Is GMM hard or soft clustering?
At its simplest, GMM is also a type of clustering algorithm. As its name implies, each cluster is modelled according to a different Gaussian distribution. This flexible and probabilistic approach to modelling the data means that rather than having hard assignments into clusters like k-means, we have soft assignments.
Is GMM Parametric?
Definition. A Gaussian Mixture Model (GMM) is a parametric probability density function represented as a weighted sum of Gaussian component densities.

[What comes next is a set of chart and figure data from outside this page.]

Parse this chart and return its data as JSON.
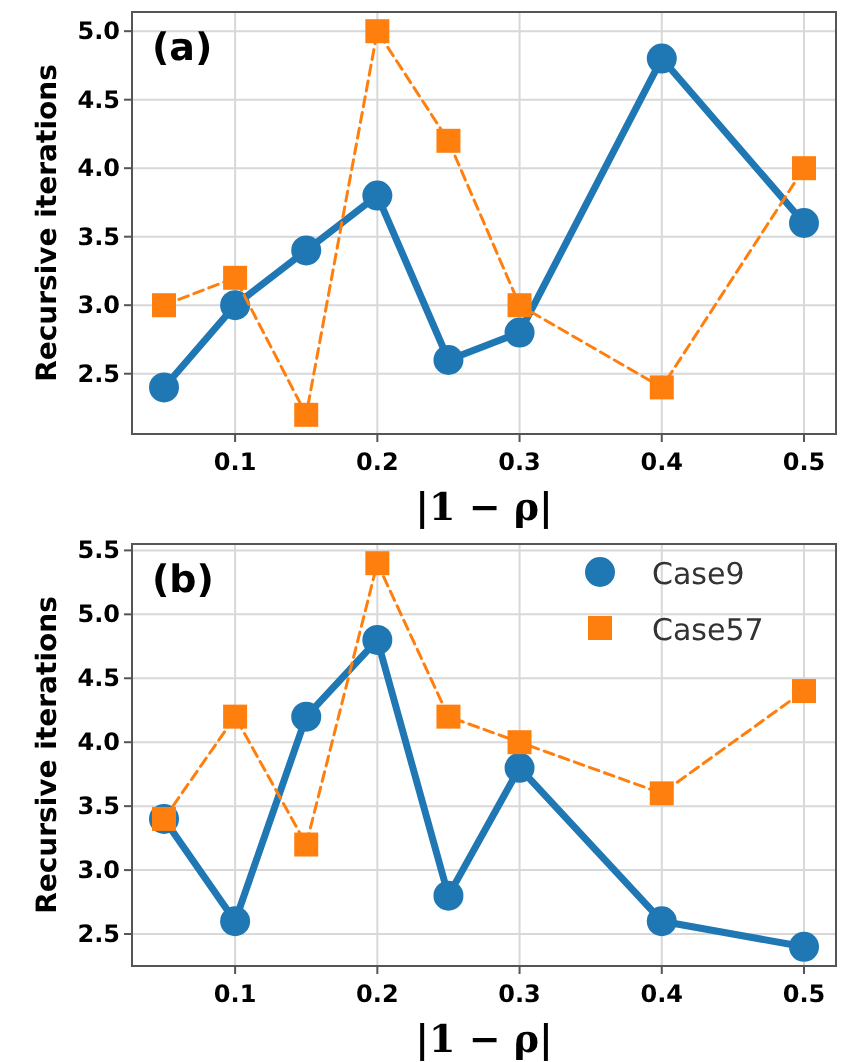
{
  "chart_data": [
    {
      "type": "line",
      "x": [
        0.05,
        0.1,
        0.15,
        0.2,
        0.25,
        0.3,
        0.4,
        0.5
      ],
      "xlabel": "|1 − ρ|",
      "ylabel": "Recursive iterations",
      "annotations": [
        "(a)"
      ],
      "xlim": [
        0.0275,
        0.5225
      ],
      "xticks": [
        0.1,
        0.2,
        0.3,
        0.4,
        0.5
      ],
      "ylim": [
        2.06,
        5.14
      ],
      "yticks": [
        2.5,
        {
          "value": 3,
          "label": "3.0"
        },
        3.5,
        {
          "value": 4,
          "label": "4.0"
        },
        4.5,
        {
          "value": 5,
          "label": "5.0"
        }
      ],
      "grid": true,
      "legend": false,
      "series": [
        {
          "color": "#1f77b4",
          "marker": "circle",
          "line_style": "solid",
          "values": [
            2.4,
            3.0,
            3.4,
            3.8,
            2.6,
            2.8,
            4.8,
            3.6
          ]
        },
        {
          "color": "#ff7f0e",
          "marker": "square",
          "line_style": "dashed",
          "values": [
            3.0,
            3.2,
            2.2,
            5.0,
            4.2,
            3.0,
            2.4,
            4.0
          ]
        }
      ]
    },
    {
      "type": "line",
      "x": [
        0.05,
        0.1,
        0.15,
        0.2,
        0.25,
        0.3,
        0.4,
        0.5
      ],
      "xlabel": "|1 − ρ|",
      "ylabel": "Recursive iterations",
      "annotations": [
        "(b)"
      ],
      "xlim": [
        0.0275,
        0.5225
      ],
      "xticks": [
        0.1,
        0.2,
        0.3,
        0.4,
        0.5
      ],
      "ylim": [
        2.25,
        5.55
      ],
      "yticks": [
        2.5,
        {
          "value": 3,
          "label": "3.0"
        },
        3.5,
        {
          "value": 4,
          "label": "4.0"
        },
        4.5,
        {
          "value": 5,
          "label": "5.0"
        },
        5.5
      ],
      "grid": true,
      "legend": "top right",
      "series": [
        {
          "name": "Case9",
          "color": "#1f77b4",
          "marker": "circle",
          "line_style": "solid",
          "values": [
            3.4,
            2.6,
            4.2,
            4.8,
            2.8,
            3.8,
            2.6,
            2.4
          ]
        },
        {
          "name": "Case57",
          "color": "#ff7f0e",
          "marker": "square",
          "line_style": "dashed",
          "values": [
            3.4,
            4.2,
            3.2,
            5.4,
            4.2,
            4.0,
            3.6,
            4.4
          ]
        }
      ]
    }
  ]
}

Why is GMM useful for Gaussian mixture modelling?
The main takeaway in this figure is that the distributions are clearly no longer spherical. GMM has allowed us the relax our restrictions on the covariance matrix allowing the distribution to have a much better fit to the data. This is particularly useful given that the shape of our data was clearly not spherical.

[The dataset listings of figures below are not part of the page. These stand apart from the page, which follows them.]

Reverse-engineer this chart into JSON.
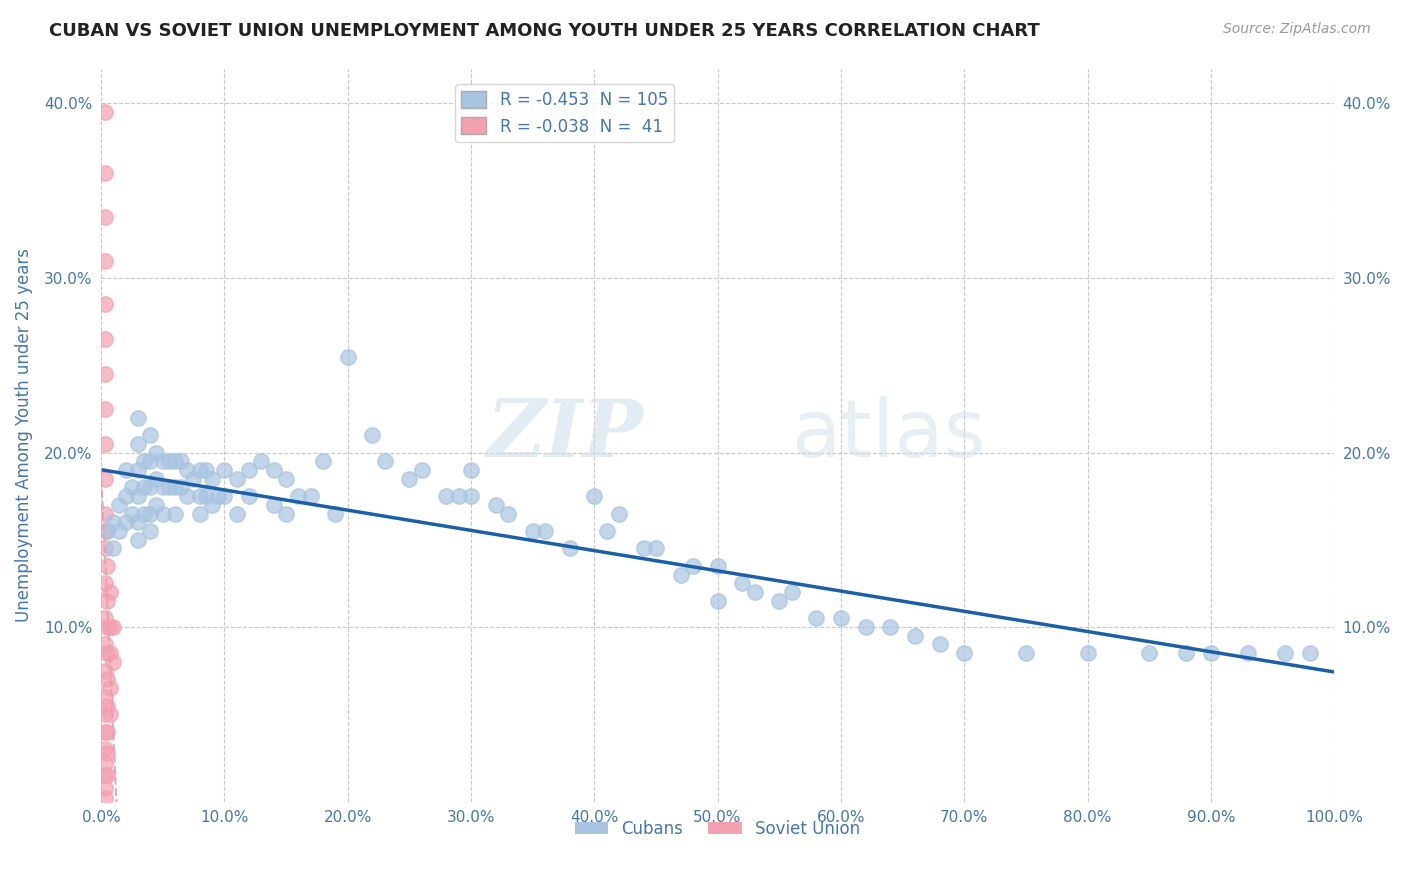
{
  "title": "CUBAN VS SOVIET UNION UNEMPLOYMENT AMONG YOUTH UNDER 25 YEARS CORRELATION CHART",
  "source": "Source: ZipAtlas.com",
  "ylabel": "Unemployment Among Youth under 25 years",
  "xlim": [
    0.0,
    1.0
  ],
  "ylim": [
    0.0,
    0.42
  ],
  "xtick_vals": [
    0.0,
    0.1,
    0.2,
    0.3,
    0.4,
    0.5,
    0.6,
    0.7,
    0.8,
    0.9,
    1.0
  ],
  "xtick_labels": [
    "0.0%",
    "10.0%",
    "20.0%",
    "30.0%",
    "40.0%",
    "50.0%",
    "60.0%",
    "70.0%",
    "80.0%",
    "90.0%",
    "100.0%"
  ],
  "ytick_vals": [
    0.1,
    0.2,
    0.3,
    0.4
  ],
  "ytick_labels": [
    "10.0%",
    "20.0%",
    "30.0%",
    "40.0%"
  ],
  "cubans_R": -0.453,
  "cubans_N": 105,
  "soviet_R": -0.038,
  "soviet_N": 41,
  "cubans_color": "#a8c4e0",
  "soviet_color": "#f4a0b0",
  "cubans_line_color": "#1a5fa8",
  "soviet_line_color": "#e0a0b0",
  "background_color": "#ffffff",
  "grid_color": "#c8c8c8",
  "title_color": "#222222",
  "axis_label_color": "#4477aa",
  "tick_label_color": "#4477aa",
  "watermark_zip": "ZIP",
  "watermark_atlas": "atlas",
  "cubans_x": [
    0.005,
    0.01,
    0.01,
    0.015,
    0.015,
    0.02,
    0.02,
    0.02,
    0.025,
    0.025,
    0.03,
    0.03,
    0.03,
    0.03,
    0.03,
    0.03,
    0.035,
    0.035,
    0.035,
    0.04,
    0.04,
    0.04,
    0.04,
    0.04,
    0.045,
    0.045,
    0.045,
    0.05,
    0.05,
    0.05,
    0.055,
    0.055,
    0.06,
    0.06,
    0.06,
    0.065,
    0.065,
    0.07,
    0.07,
    0.075,
    0.08,
    0.08,
    0.08,
    0.085,
    0.085,
    0.09,
    0.09,
    0.095,
    0.1,
    0.1,
    0.11,
    0.11,
    0.12,
    0.12,
    0.13,
    0.14,
    0.14,
    0.15,
    0.15,
    0.16,
    0.17,
    0.18,
    0.19,
    0.2,
    0.22,
    0.23,
    0.25,
    0.26,
    0.28,
    0.29,
    0.3,
    0.3,
    0.32,
    0.33,
    0.35,
    0.36,
    0.38,
    0.4,
    0.41,
    0.42,
    0.44,
    0.45,
    0.47,
    0.48,
    0.5,
    0.5,
    0.52,
    0.53,
    0.55,
    0.56,
    0.58,
    0.6,
    0.62,
    0.64,
    0.66,
    0.68,
    0.7,
    0.75,
    0.8,
    0.85,
    0.88,
    0.9,
    0.93,
    0.96,
    0.98
  ],
  "cubans_y": [
    0.155,
    0.16,
    0.145,
    0.17,
    0.155,
    0.19,
    0.175,
    0.16,
    0.18,
    0.165,
    0.22,
    0.205,
    0.19,
    0.175,
    0.16,
    0.15,
    0.195,
    0.18,
    0.165,
    0.21,
    0.195,
    0.18,
    0.165,
    0.155,
    0.2,
    0.185,
    0.17,
    0.195,
    0.18,
    0.165,
    0.195,
    0.18,
    0.195,
    0.18,
    0.165,
    0.195,
    0.18,
    0.19,
    0.175,
    0.185,
    0.19,
    0.175,
    0.165,
    0.19,
    0.175,
    0.185,
    0.17,
    0.175,
    0.19,
    0.175,
    0.185,
    0.165,
    0.19,
    0.175,
    0.195,
    0.19,
    0.17,
    0.185,
    0.165,
    0.175,
    0.175,
    0.195,
    0.165,
    0.255,
    0.21,
    0.195,
    0.185,
    0.19,
    0.175,
    0.175,
    0.19,
    0.175,
    0.17,
    0.165,
    0.155,
    0.155,
    0.145,
    0.175,
    0.155,
    0.165,
    0.145,
    0.145,
    0.13,
    0.135,
    0.135,
    0.115,
    0.125,
    0.12,
    0.115,
    0.12,
    0.105,
    0.105,
    0.1,
    0.1,
    0.095,
    0.09,
    0.085,
    0.085,
    0.085,
    0.085,
    0.085,
    0.085,
    0.085,
    0.085,
    0.085
  ],
  "soviet_x": [
    0.003,
    0.003,
    0.003,
    0.003,
    0.003,
    0.003,
    0.003,
    0.003,
    0.003,
    0.003,
    0.003,
    0.003,
    0.003,
    0.003,
    0.003,
    0.003,
    0.003,
    0.003,
    0.003,
    0.003,
    0.003,
    0.003,
    0.003,
    0.003,
    0.005,
    0.005,
    0.005,
    0.005,
    0.005,
    0.005,
    0.005,
    0.005,
    0.005,
    0.005,
    0.007,
    0.007,
    0.007,
    0.007,
    0.007,
    0.01,
    0.01
  ],
  "soviet_y": [
    0.395,
    0.36,
    0.335,
    0.31,
    0.285,
    0.265,
    0.245,
    0.225,
    0.205,
    0.185,
    0.165,
    0.145,
    0.125,
    0.105,
    0.09,
    0.075,
    0.06,
    0.05,
    0.04,
    0.03,
    0.022,
    0.015,
    0.008,
    0.002,
    0.155,
    0.135,
    0.115,
    0.1,
    0.085,
    0.07,
    0.055,
    0.04,
    0.028,
    0.015,
    0.12,
    0.1,
    0.085,
    0.065,
    0.05,
    0.1,
    0.08
  ]
}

Why is GMM a good alternative to k-means?
I then want to dive into coding the algorithm in Python and we can see how the results differ from k-means and why using GMM may be a good alternative. At its simplest, GMM is also a type of clustering algorithm. As its name implies, each cluster is modelled according to a different Gaussian distribution.
How to make sense of text data using GMM?
Gaussian Mixture Modelling (GMM). Making Sense of Text Data using… | by Daniel Foley | Towards Data Science In a previous post, I discussed k-means clustering as a way of summarising text data. I also talked a bout some of the limitations of k-means and in what situations it may not be the most appropriate solution.
What’s the difference between GMM and spherical clusters?
As you can see, compared to Figure 2 modelled using spherical clusters, GMM is much more flexible allowing us to generate much better fitting distributions. Ok, now we are going to get straight into coding our GMM class in Python. As always, we start off with an init method.